By making an active effort to better dispose of our items, or repurpose them in creative ways, we can promote a more responsible approach to consumption. It is also important to note that policy direction that can discourage overproduction in industries is key to instigating a change in integrated water resources management policies, and holding industries accountable to it.

Changing approach

Prioritizing wastewater recovery would mean treated wastewater could be directed to different, beneficial uses rather than being released back into the environment. The approach both increases climate resilience and minimizes our negative impact on the natural environment.

Today, wastewater treatment facilities are making more of an effort to implement approaches that put wastewater to use in other industries. As well as making sense economically and environmentally, a proactive approach is even more important as the public become more concerned with protecting the natural environment and vital, limited resources.

Utilising byproducts

The main resource that can be recovered from wastewater is, of course, water. And in the context of water scarcity, there is plenty of incentive to move towards a recovery approach.

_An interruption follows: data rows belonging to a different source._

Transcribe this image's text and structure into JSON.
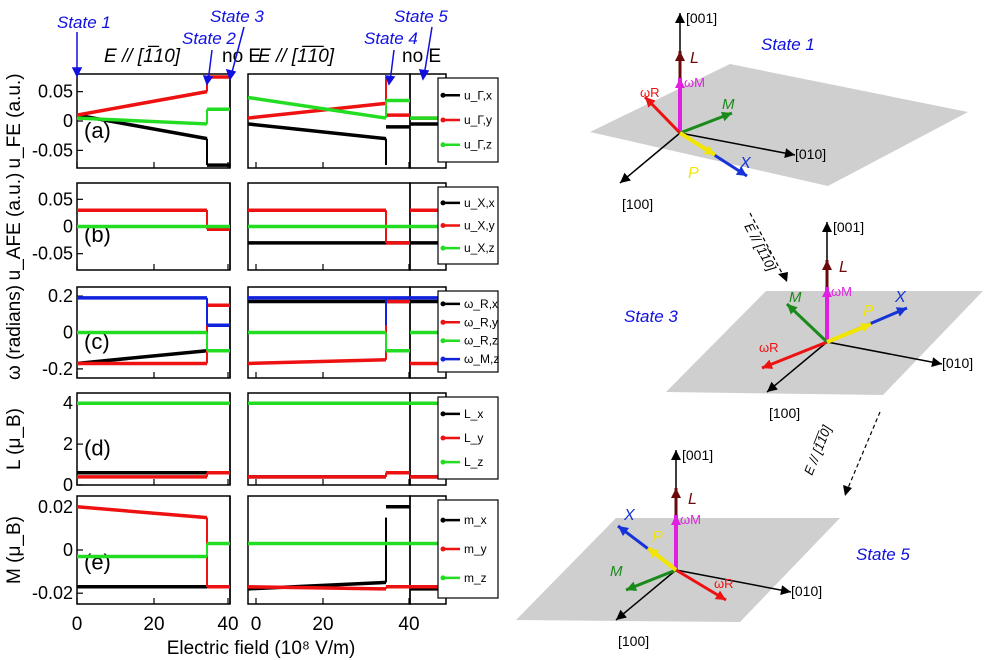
{
  "colors": {
    "black": "#000000",
    "red": "#ee1111",
    "green": "#22dd22",
    "blue": "#1122dd",
    "state_blue": "#1010e0",
    "plane": "#cfcfcf",
    "dark_red": "#6b0a0a",
    "magenta": "#e020e0",
    "dark_green": "#1a8a1a",
    "yellow": "#f2e600",
    "arrow_blue": "#1533d6"
  },
  "top_labels": {
    "state1": "State 1",
    "state2": "State 2",
    "state3": "State 3",
    "state4": "State 4",
    "state5": "State 5",
    "efield1": "E // [1̅10]",
    "efield2": "E // [1̅1̅0]",
    "noE1": "no E",
    "noE2": "no E"
  },
  "xaxis": {
    "label": "Electric field (10⁸ V/m)",
    "ticks": [
      "0",
      "20",
      "40",
      "0",
      "20",
      "40"
    ]
  },
  "chart_data": [
    {
      "type": "line",
      "panel_label": "(a)",
      "ylabel": "u_FE (a.u.)",
      "yticks": [
        "0.05",
        "0",
        "-0.05"
      ],
      "ylim": [
        -0.08,
        0.08
      ],
      "series": [
        {
          "name": "u_Γ,x",
          "seg1": [
            0.01,
            -0.03
          ],
          "jump1": -0.075,
          "seg2": [
            -0.005,
            -0.03
          ],
          "jump2": -0.075,
          "noE1": [
            -0.075,
            -0.075
          ],
          "noE3": [
            -0.01,
            -0.01
          ],
          "noE2": [
            -0.005,
            -0.005
          ]
        },
        {
          "name": "u_Γ,y",
          "seg1": [
            0.01,
            0.05
          ],
          "jump1": 0.075,
          "seg2": [
            0.005,
            0.03
          ],
          "jump2": 0.075,
          "noE1": [
            0.075,
            0.075
          ],
          "noE3": [
            0.01,
            0.01
          ],
          "noE2": [
            0.005,
            0.005
          ]
        },
        {
          "name": "u_Γ,z",
          "seg1": [
            0.005,
            -0.005
          ],
          "jump1": 0.02,
          "seg2": [
            0.04,
            0.005
          ],
          "jump2": 0.035,
          "noE1": [
            0.02,
            0.02
          ],
          "noE3": [
            0.035,
            0.035
          ],
          "noE2": [
            0.005,
            0.005
          ]
        }
      ],
      "legend": [
        "u_Γ,x",
        "u_Γ,y",
        "u_Γ,z"
      ]
    },
    {
      "type": "line",
      "panel_label": "(b)",
      "ylabel": "u_AFE (a.u.)",
      "yticks": [
        "0.05",
        "0",
        "-0.05"
      ],
      "ylim": [
        -0.08,
        0.08
      ],
      "series": [
        {
          "name": "u_X,x",
          "seg1": [
            0.03,
            0.03
          ],
          "jump1": -0.005,
          "seg2": [
            -0.03,
            -0.03
          ],
          "jump2": -0.03,
          "noE1": [
            -0.005,
            -0.005
          ],
          "noE3": [
            -0.03,
            -0.03
          ],
          "noE2": [
            -0.03,
            -0.03
          ]
        },
        {
          "name": "u_X,y",
          "seg1": [
            0.03,
            0.03
          ],
          "jump1": -0.005,
          "seg2": [
            0.03,
            0.03
          ],
          "jump2": -0.03,
          "noE1": [
            -0.005,
            -0.005
          ],
          "noE3": [
            -0.03,
            -0.03
          ],
          "noE2": [
            0.03,
            0.03
          ]
        },
        {
          "name": "u_X,z",
          "seg1": [
            0,
            0
          ],
          "jump1": 0,
          "seg2": [
            0,
            0
          ],
          "jump2": 0,
          "noE1": [
            0,
            0
          ],
          "noE3": [
            0,
            0
          ],
          "noE2": [
            0,
            0
          ]
        }
      ],
      "legend": [
        "u_X,x",
        "u_X,y",
        "u_X,z"
      ]
    },
    {
      "type": "line",
      "panel_label": "(c)",
      "ylabel": "ω (radians)",
      "yticks": [
        "0.2",
        "0",
        "-0.2"
      ],
      "ylim": [
        -0.25,
        0.25
      ],
      "series": [
        {
          "name": "ω_R,x",
          "seg1": [
            -0.17,
            -0.1
          ],
          "jump1": 0.15,
          "seg2": [
            0.17,
            0.17
          ],
          "jump2": 0.17,
          "noE1": [
            0.15,
            0.15
          ],
          "noE3": [
            0.17,
            0.17
          ],
          "noE2": [
            0.17,
            0.17
          ]
        },
        {
          "name": "ω_R,y",
          "seg1": [
            -0.17,
            -0.17
          ],
          "jump1": 0.15,
          "seg2": [
            -0.17,
            -0.15
          ],
          "jump2": 0.15,
          "noE1": [
            0.15,
            0.15
          ],
          "noE3": [
            0.17,
            0.17
          ],
          "noE2": [
            -0.17,
            -0.17
          ]
        },
        {
          "name": "ω_R,z",
          "seg1": [
            0,
            0
          ],
          "jump1": -0.1,
          "seg2": [
            0,
            0
          ],
          "jump2": -0.1,
          "noE1": [
            -0.1,
            -0.1
          ],
          "noE3": [
            -0.1,
            -0.1
          ],
          "noE2": [
            0,
            0
          ]
        },
        {
          "name": "ω_M,z",
          "seg1": [
            0.19,
            0.19
          ],
          "jump1": 0.04,
          "seg2": [
            0.19,
            0.19
          ],
          "jump2": 0.04,
          "noE1": [
            0.04,
            0.04
          ],
          "noE3": [
            0.19,
            0.19
          ],
          "noE2": [
            0.19,
            0.19
          ]
        }
      ],
      "legend": [
        "ω_R,x",
        "ω_R,y",
        "ω_R,z",
        "ω_M,z"
      ]
    },
    {
      "type": "line",
      "panel_label": "(d)",
      "ylabel": "L (μ_B)",
      "yticks": [
        "4",
        "2",
        "0"
      ],
      "ylim": [
        0,
        4.5
      ],
      "series": [
        {
          "name": "L_x",
          "seg1": [
            0.6,
            0.6
          ],
          "jump1": 0.6,
          "seg2": [
            0.4,
            0.4
          ],
          "jump2": 0.6,
          "noE1": [
            0.6,
            0.6
          ],
          "noE3": [
            0.6,
            0.6
          ],
          "noE2": [
            0.4,
            0.4
          ]
        },
        {
          "name": "L_y",
          "seg1": [
            0.4,
            0.4
          ],
          "jump1": 0.6,
          "seg2": [
            0.4,
            0.4
          ],
          "jump2": 0.6,
          "noE1": [
            0.6,
            0.6
          ],
          "noE3": [
            0.6,
            0.6
          ],
          "noE2": [
            0.4,
            0.4
          ]
        },
        {
          "name": "L_z",
          "seg1": [
            4,
            4
          ],
          "jump1": 4,
          "seg2": [
            4,
            4
          ],
          "jump2": 4,
          "noE1": [
            4,
            4
          ],
          "noE3": [
            4,
            4
          ],
          "noE2": [
            4,
            4
          ]
        }
      ],
      "legend": [
        "L_x",
        "L_y",
        "L_z"
      ]
    },
    {
      "type": "line",
      "panel_label": "(e)",
      "ylabel": "M (μ_B)",
      "yticks": [
        "0.02",
        "0",
        "-0.02"
      ],
      "ylim": [
        -0.025,
        0.025
      ],
      "series": [
        {
          "name": "m_x",
          "seg1": [
            -0.017,
            -0.017
          ],
          "jump1": -0.017,
          "seg2": [
            -0.018,
            -0.015
          ],
          "jump2": 0.015,
          "noE1": [
            -0.017,
            -0.017
          ],
          "noE3": [
            0.02,
            0.02
          ],
          "noE2": [
            -0.018,
            -0.018
          ]
        },
        {
          "name": "m_y",
          "seg1": [
            0.02,
            0.015
          ],
          "jump1": -0.017,
          "seg2": [
            -0.017,
            -0.018
          ],
          "jump2": -0.017,
          "noE1": [
            -0.017,
            -0.017
          ],
          "noE3": [
            -0.017,
            -0.017
          ],
          "noE2": [
            -0.017,
            -0.017
          ]
        },
        {
          "name": "m_z",
          "seg1": [
            -0.003,
            -0.003
          ],
          "jump1": 0.003,
          "seg2": [
            0.003,
            0.003
          ],
          "jump2": 0.003,
          "noE1": [
            0.003,
            0.003
          ],
          "noE3": [
            0.003,
            0.003
          ],
          "noE2": [
            0.003,
            0.003
          ]
        }
      ],
      "legend": [
        "m_x",
        "m_y",
        "m_z"
      ]
    }
  ],
  "diagram": {
    "states": [
      "State 1",
      "State 3",
      "State 5"
    ],
    "transition1": "E // [1̅10]",
    "transition2": "E // [1̅1̅0]",
    "axes": {
      "up": "[001]",
      "right": "[010]",
      "front": "[100]"
    },
    "vectors": {
      "L": "L",
      "omegaM": "ωM",
      "omegaR": "ωR",
      "M": "M",
      "P": "P",
      "X": "X"
    }
  }
}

Another resource that will become scarce within the next 50 to 100 years is phosphorous. It is widely used in fertilizers, detergents and even steel. It’s also found alongside nitrogen in sewage sludge—making resource recovery all the more important. Current recovery techniques can extract up to 90% of the phosphorous in wastewater.

Energy recovery

Many of the most water-intensive industries are also responsible for huge carbon emissions. Luckily, new research shows that both of these problems can be tackled at once.

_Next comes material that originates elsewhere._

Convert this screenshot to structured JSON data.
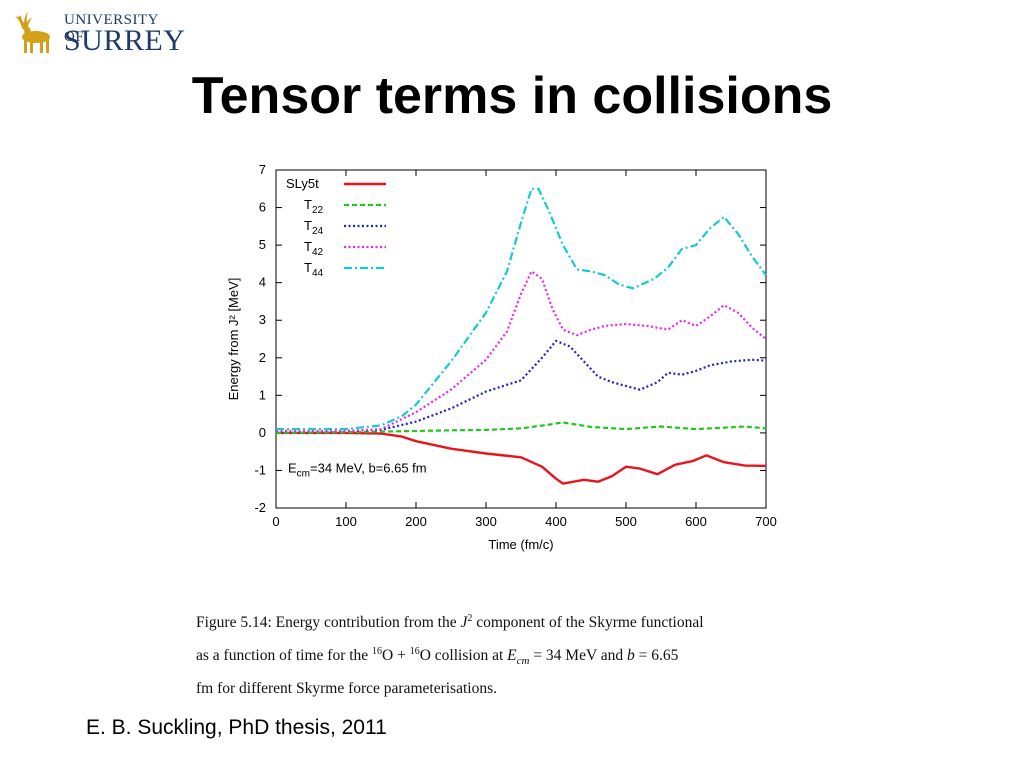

Wastewater holds considerable amounts of thermal energy once discharged into sewerages. The heat stored in wastewater can be recovered using heat exchangers and heat pumps—producing enough energy to power surrounding communities rather than water facilities alone.

Leveraging technologies such as these helps to create a more connected and resource-efficient set of practices in waste management approaches. It also helps in the management of other environmental issues like carbon capture and emissions reduction.

Redefining human–nature relationships

Additionally, creating a deeper and more rooted understanding of water as a natural resource that we share in the wider ecosystem can help to support policy development.

In a paper published in Water, the author focuses on the dynamics of human–nature relationships to review current water management practices and proposes a novel  “dialectical approach”. A dialectical approach is one that helps to work through multiple, often conflicting factors or ideas. The approach helps to think relationally about the need for water and the negative impact of achieving this need on the environment.  Importantly, this framing prioritizes ways of “harmonizing water-related human activities with nature” while acknowledging that our water-related needs inherently affect and take from the environment.

By balancing the two, potentially contradictory realities, we can become both more climate resilient and harmonious with the limited natural resources available to us, or, as the author puts it, we can become better positioned to achieve the “objectives for harmonizing Humans with Natural laws”.

Our common future

As noted by the UNESCO director general Audrey Azoulay, “Water is our common future and it is essential to act together” for a sustainable future.

To meet SDG 6 and ensure we’re as water resilient as we can be, reducing waste, curbing overproduction and implementing new technologies to recycle water are key.  All of these actions require cooperation.

Importantly, cooperation is made possible by greater access to information and research. This is at the heart of Open Access publishing. By making research Open Access, MDPI journals guarantee unencumbered access to leading research for all.